A.J. Benson had to move fast.
The Grand Forks-based U.S. Customs and Border Protection agent woke up to a dispatch call at 2 a.m. Wednesday from the Red Lake (Minn.) Police Department.
Four people were missing in a boat on Lower Red Lake, and police needed air assistance for the search.
“So we scrambled out of bed, got in the helicopter and flew over there,” said Benson, who is assigned to the North Dakota Air Branch of CBP’s Office of Air and Marine.
Benson and Greg Abner, the branch’s director of air operations, flew the 70 air miles from their base in Grand Forks to the lake.
A boat with two adults and two children had been reported missing after failing to return to shore around 8 or 9 p.m. Tuesday.

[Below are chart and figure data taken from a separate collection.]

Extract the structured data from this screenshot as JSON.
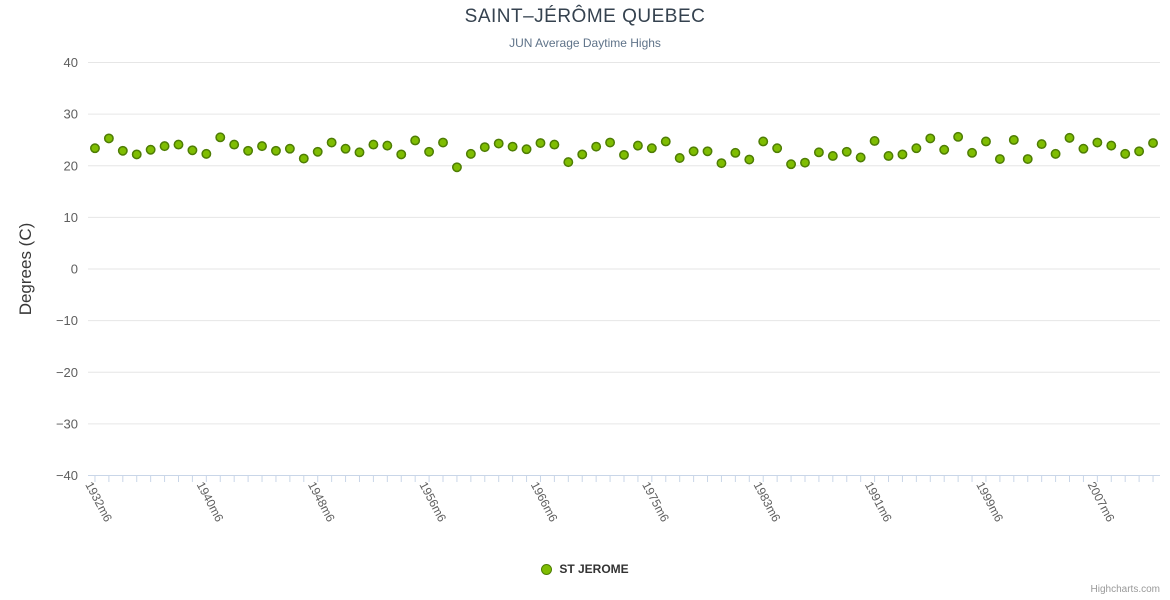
{
  "header": {
    "title": "SAINT–JÉRÔME QUEBEC",
    "subtitle": "JUN Average Daytime Highs"
  },
  "legend": {
    "series_label": "ST JEROME"
  },
  "credits": "Highcharts.com",
  "colors": {
    "grid": "#e6e6e6",
    "axis_line": "#c9d6e8",
    "tick": "#c9d6e8",
    "axis_label": "#5e5e5e",
    "marker_fill": "#7fbd02",
    "marker_stroke": "#4e7d04"
  },
  "chart_data": {
    "type": "scatter",
    "title": "SAINT–JÉRÔME QUEBEC",
    "subtitle": "JUN Average Daytime Highs",
    "xlabel": "",
    "ylabel": "Degrees (C)",
    "ylim": [
      -40,
      40
    ],
    "y_tick_step": 10,
    "y_tick_values": [
      40,
      30,
      20,
      10,
      0,
      -10,
      -20,
      -30,
      -40
    ],
    "y_tick_labels": [
      "40",
      "30",
      "20",
      "10",
      "0",
      "−10",
      "−20",
      "−30",
      "−40"
    ],
    "x_tick_labels": [
      "1932m6",
      "1940m6",
      "1948m6",
      "1956m6",
      "1966m6",
      "1975m6",
      "1983m6",
      "1991m6",
      "1999m6",
      "2007m6"
    ],
    "x_tick_label_indices": [
      0,
      8,
      16,
      24,
      32,
      40,
      48,
      56,
      64,
      72
    ],
    "grid": "horizontal-only",
    "legend_position": "bottom-center",
    "series": [
      {
        "name": "ST JEROME",
        "marker": "circle",
        "values": [
          23.4,
          25.3,
          22.9,
          22.2,
          23.1,
          23.8,
          24.1,
          23.0,
          22.3,
          25.5,
          24.1,
          22.9,
          23.8,
          22.9,
          23.3,
          21.4,
          22.7,
          24.5,
          23.3,
          22.6,
          24.1,
          23.9,
          22.2,
          24.9,
          22.7,
          24.5,
          19.7,
          22.3,
          23.6,
          24.3,
          23.7,
          23.2,
          24.4,
          24.1,
          20.7,
          22.2,
          23.7,
          24.5,
          22.1,
          23.9,
          23.4,
          24.7,
          21.5,
          22.8,
          22.8,
          20.5,
          22.5,
          21.2,
          24.7,
          23.4,
          20.3,
          20.6,
          22.6,
          21.9,
          22.7,
          21.6,
          24.8,
          21.9,
          22.2,
          23.4,
          25.3,
          23.1,
          25.6,
          22.5,
          24.7,
          21.3,
          25.0,
          21.3,
          24.2,
          22.3,
          25.4,
          23.3,
          24.5,
          23.9,
          22.3,
          22.8,
          24.4
        ]
      }
    ]
  }
}
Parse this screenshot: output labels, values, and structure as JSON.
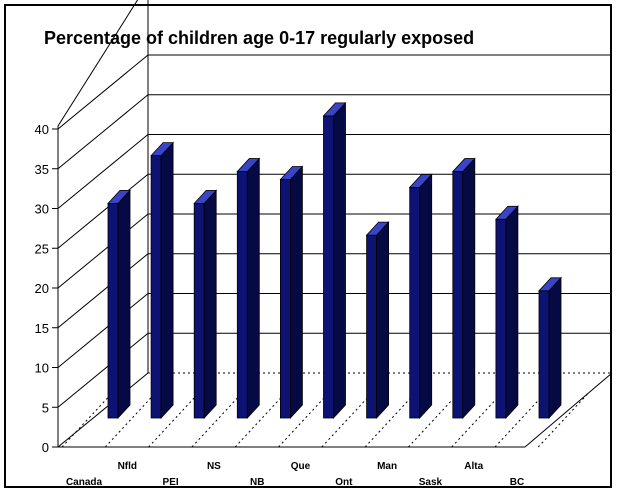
{
  "chart_data": {
    "type": "bar",
    "title": "Percentage of children age 0-17 regularly exposed",
    "xlabel": "",
    "ylabel": "",
    "ylim": [
      0,
      40
    ],
    "yticks": [
      "0",
      "5",
      "10",
      "15",
      "20",
      "25",
      "30",
      "35",
      "40"
    ],
    "grid": true,
    "categories": [
      "Canada",
      "Nfld",
      "PEI",
      "NS",
      "NB",
      "Que",
      "Ont",
      "Man",
      "Sask",
      "Alta",
      "BC"
    ],
    "values": [
      27,
      33,
      27,
      31,
      30,
      38,
      23,
      29,
      31,
      25,
      16
    ],
    "colors": {
      "bar_front": "#0d1373",
      "bar_side": "#050a45",
      "bar_top": "#3a44c8",
      "grid": "#000000"
    }
  }
}
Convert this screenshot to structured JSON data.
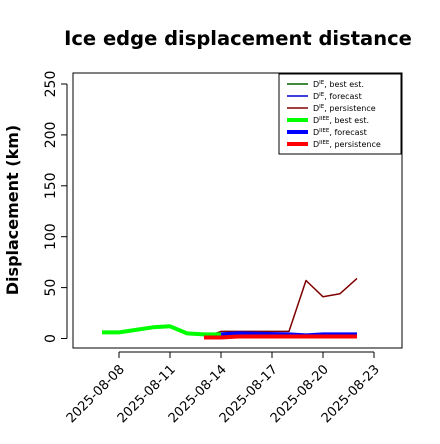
{
  "chart_data": {
    "type": "line",
    "title": "Ice edge displacement distance",
    "xlabel": "",
    "ylabel": "Displacement (km)",
    "ylim": [
      0,
      260
    ],
    "yticks": [
      0,
      50,
      100,
      150,
      200,
      250
    ],
    "ytick_labels": [
      "0",
      "50",
      "100",
      "150",
      "200",
      "250"
    ],
    "xlim": [
      "2025-08-05",
      "2025-08-24"
    ],
    "xticks": [
      "2025-08-08",
      "2025-08-11",
      "2025-08-14",
      "2025-08-17",
      "2025-08-20",
      "2025-08-23"
    ],
    "xtick_labels": [
      "2025-08-08",
      "2025-08-11",
      "2025-08-14",
      "2025-08-17",
      "2025-08-20",
      "2025-08-23"
    ],
    "highlighted_xtick": "2025-08-14",
    "highlight_color": "#228B22",
    "grid": false,
    "legend_position": "top-right",
    "series": [
      {
        "name": "D^IE, best est.",
        "color": "#006400",
        "thick": false,
        "x": [],
        "y": []
      },
      {
        "name": "D^IE, forecast",
        "color": "#0000CD",
        "thick": false,
        "x": [],
        "y": []
      },
      {
        "name": "D^IE, persistence",
        "color": "#800000",
        "thick": false,
        "x": [
          "2025-08-13",
          "2025-08-14",
          "2025-08-18",
          "2025-08-19",
          "2025-08-20",
          "2025-08-21",
          "2025-08-22"
        ],
        "y": [
          1,
          7,
          7,
          57,
          41,
          44,
          59
        ]
      },
      {
        "name": "D^IIEE, best est.",
        "color": "#00FF00",
        "thick": true,
        "x": [
          "2025-08-07",
          "2025-08-08",
          "2025-08-10",
          "2025-08-11",
          "2025-08-12",
          "2025-08-13",
          "2025-08-14"
        ],
        "y": [
          6,
          6,
          11,
          12,
          5,
          4,
          4
        ]
      },
      {
        "name": "D^IIEE, forecast",
        "color": "#0000FF",
        "thick": true,
        "x": [
          "2025-08-14",
          "2025-08-15",
          "2025-08-18",
          "2025-08-19",
          "2025-08-20",
          "2025-08-21",
          "2025-08-22"
        ],
        "y": [
          4,
          5,
          4,
          3,
          4,
          4,
          4
        ]
      },
      {
        "name": "D^IIEE, persistence",
        "color": "#FF0000",
        "thick": true,
        "x": [
          "2025-08-13",
          "2025-08-14",
          "2025-08-15",
          "2025-08-18",
          "2025-08-19",
          "2025-08-20",
          "2025-08-21",
          "2025-08-22"
        ],
        "y": [
          1,
          1,
          2,
          2,
          2,
          2,
          2,
          2
        ]
      }
    ],
    "legend": [
      {
        "main": "D",
        "sup": "IE",
        "rest": ", best est."
      },
      {
        "main": "D",
        "sup": "IE",
        "rest": ", forecast"
      },
      {
        "main": "D",
        "sup": "IE",
        "rest": ", persistence"
      },
      {
        "main": "D",
        "sup": "IIEE",
        "rest": ", best est."
      },
      {
        "main": "D",
        "sup": "IIEE",
        "rest": ", forecast"
      },
      {
        "main": "D",
        "sup": "IIEE",
        "rest": ", persistence"
      }
    ]
  }
}
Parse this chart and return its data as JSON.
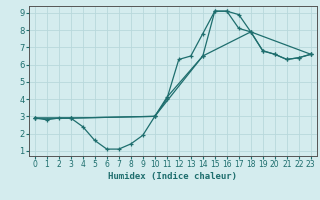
{
  "xlabel": "Humidex (Indice chaleur)",
  "bg_color": "#d4ecee",
  "grid_color": "#b8d8dc",
  "line_color": "#1e6e6e",
  "spine_color": "#555555",
  "xlim": [
    -0.5,
    23.5
  ],
  "ylim": [
    0.7,
    9.4
  ],
  "xticks": [
    0,
    1,
    2,
    3,
    4,
    5,
    6,
    7,
    8,
    9,
    10,
    11,
    12,
    13,
    14,
    15,
    16,
    17,
    18,
    19,
    20,
    21,
    22,
    23
  ],
  "yticks": [
    1,
    2,
    3,
    4,
    5,
    6,
    7,
    8,
    9
  ],
  "line1_x": [
    0,
    1,
    2,
    3,
    4,
    5,
    6,
    7,
    8,
    9,
    10,
    11,
    12,
    13,
    14,
    15,
    16,
    17,
    18,
    19,
    20,
    21,
    22,
    23
  ],
  "line1_y": [
    2.9,
    2.8,
    2.9,
    2.9,
    2.4,
    1.6,
    1.1,
    1.1,
    1.4,
    1.9,
    3.0,
    4.0,
    6.3,
    6.5,
    7.8,
    9.1,
    9.1,
    8.9,
    7.9,
    6.8,
    6.6,
    6.3,
    6.4,
    6.6
  ],
  "line2_x": [
    0,
    3,
    10,
    11,
    14,
    15,
    16,
    17,
    18,
    19,
    20,
    21,
    22,
    23
  ],
  "line2_y": [
    2.9,
    2.9,
    3.0,
    4.1,
    6.5,
    9.1,
    9.1,
    8.1,
    7.9,
    6.8,
    6.6,
    6.3,
    6.4,
    6.6
  ],
  "line3_x": [
    0,
    3,
    10,
    14,
    18,
    23
  ],
  "line3_y": [
    2.9,
    2.9,
    3.0,
    6.5,
    7.9,
    6.6
  ],
  "tick_fontsize": 5.5,
  "xlabel_fontsize": 6.5
}
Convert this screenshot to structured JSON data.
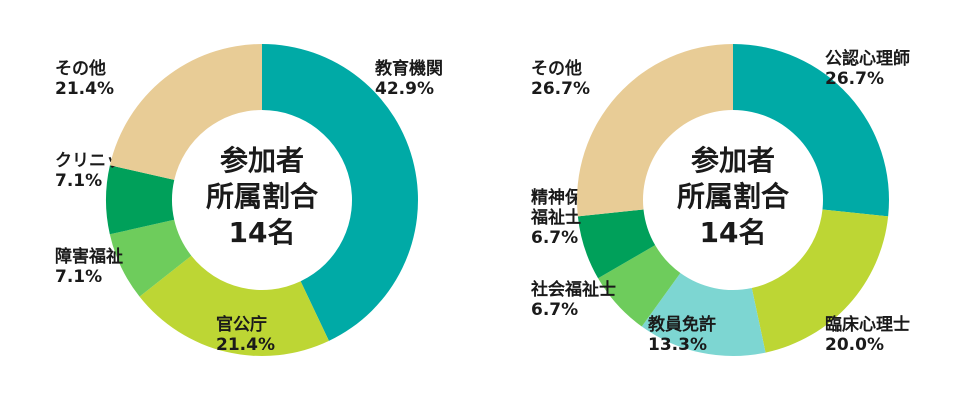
{
  "chart_data": [
    {
      "type": "donut",
      "center": [
        "参加者",
        "所属割合",
        "14名"
      ],
      "slices": [
        {
          "label": "教育機関",
          "value": 42.9,
          "display": "42.9%",
          "color": "#00aaa6"
        },
        {
          "label": "官公庁",
          "value": 21.4,
          "display": "21.4%",
          "color": "#bdd634"
        },
        {
          "label": "障害福祉",
          "value": 7.1,
          "display": "7.1%",
          "color": "#6ecc5c"
        },
        {
          "label": "クリニック",
          "value": 7.1,
          "display": "7.1%",
          "color": "#00a05a"
        },
        {
          "label": "その他",
          "value": 21.4,
          "display": "21.4%",
          "color": "#e8cc96"
        }
      ]
    },
    {
      "type": "donut",
      "center": [
        "参加者",
        "所属割合",
        "14名"
      ],
      "slices": [
        {
          "label": "公認心理師",
          "value": 26.7,
          "display": "26.7%",
          "color": "#00aaa6"
        },
        {
          "label": "臨床心理士",
          "value": 20.0,
          "display": "20.0%",
          "color": "#bdd634"
        },
        {
          "label": "教員免許",
          "value": 13.3,
          "display": "13.3%",
          "color": "#7dd6d2"
        },
        {
          "label": "社会福祉士",
          "value": 6.7,
          "display": "6.7%",
          "color": "#6ecc5c"
        },
        {
          "label": "精神保健\n福祉士",
          "value": 6.7,
          "display": "6.7%",
          "color": "#00a05a"
        },
        {
          "label": "その他",
          "value": 26.7,
          "display": "26.7%",
          "color": "#e8cc96"
        }
      ]
    }
  ]
}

Benson said four law enforcement boats from the Police Department searched the water for the missing boat. But, because of high winds and waves, it was difficult for boats to search the lake, which, at 288,000 acres, is the largest lake completely bordered by Minnesota.
Benson and Abner helped out by flying about 3,000 feet above the lake and scanning the water with an infrared camera.
They eventually located the boat near the center of the lake. Benson said it looked to be a 14- or 15-foot boat with an outboard motor, and four people appeared to be lying in the bottom.
When they shined their searchlight on it, one of the people started waving his or her arms as if he or she were in distress, Benson said.
The helicopter then helped guide the search boats to the vessel. Once they had it in tow, the helicopter had to fly back to base because of a fuel shortage.
Benson credited the Red Lake Police Department for its hard work in the dark, wavy conditions.
“Those guys worked a lot harder than we did,” he said.
The department could not be reached for comment for the story.
Benson said he does not know what caused the boat to go missing, but he did say that the four people rescued appeared to be in fine condition.
Abner said the important take-away from the rescue is the value of collaboration among federal, state and local agencies. The Office of Air and Marine helps out with all federal, state and local agencies that need assistance, which he said is a great asset to help agencies protecting and serving the public.
“These are federal assets that we have and it’s credit to (the U.S. Department of) Homeland Security and to Customs and Border Protection that we can get out there in an hour’s time and get to local law enforcement to help out the American people,” he said.